The other morning I deviated from my usual robotic state of commuting and dropped into one of the fine peddlers of high quality java near my home . My decision was immediately reinforced by the sounds of "So Long Marianne" by Leonard Cohen playing in the background as I waited for my dark steamy brew.
Although it doesn't happen as often now, there are still moments where certain songs played in public can transform the immediate environment into a sacred space. This is especially true of certain songs that are so well studied, absorbed and inextricably embedded in my psyche that I forget sometimes they are part of a larger world, outside of my own private universe.
"So long, Marianne It's time that we began to laugh and cry, and cry and laugh about it all again"
The familiar chorus filled the room with a refrain that beckons like the siren's call daring you to no longer stay the course, despite impending peril. It demands the need to step back and examine the elusiveness of fleeting human connection or the unanswered call of the heart's deepest longings.

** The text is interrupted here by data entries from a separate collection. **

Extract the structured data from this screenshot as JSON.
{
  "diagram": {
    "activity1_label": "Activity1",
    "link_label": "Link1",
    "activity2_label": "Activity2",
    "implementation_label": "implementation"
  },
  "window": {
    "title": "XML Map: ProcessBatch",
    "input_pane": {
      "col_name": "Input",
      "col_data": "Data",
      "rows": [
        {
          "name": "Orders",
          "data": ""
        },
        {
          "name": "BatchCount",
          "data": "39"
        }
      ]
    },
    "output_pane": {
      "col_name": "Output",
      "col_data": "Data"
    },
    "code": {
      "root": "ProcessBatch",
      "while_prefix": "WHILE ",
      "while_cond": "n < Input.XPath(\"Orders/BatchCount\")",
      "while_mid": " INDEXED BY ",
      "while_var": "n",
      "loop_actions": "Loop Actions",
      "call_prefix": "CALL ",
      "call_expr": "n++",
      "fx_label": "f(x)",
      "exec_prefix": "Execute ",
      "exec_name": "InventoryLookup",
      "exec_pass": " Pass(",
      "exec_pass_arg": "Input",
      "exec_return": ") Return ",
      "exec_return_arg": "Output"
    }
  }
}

Whatever it says, it fills empty spaces with life. It reminds me to look beyond my own interior landscape and remember to make connections to a larger world that I often neglect in the midst of my day to day routine.
A well placed song can do this sort of thing.....
2 comments:
Moments like that tend to happen for me in the grocery store. Songs always tend to hit me when I'm in the produce aisle...
I think that it's increasingly less present these days because our lives have become saturated with media, noise, and moving images. After a while you get numb to it all.
And I'll tell you, I love Quaker service because it's an hour's worth of sustained silence. One hardly ever gets that anymore, particularly in a group of people.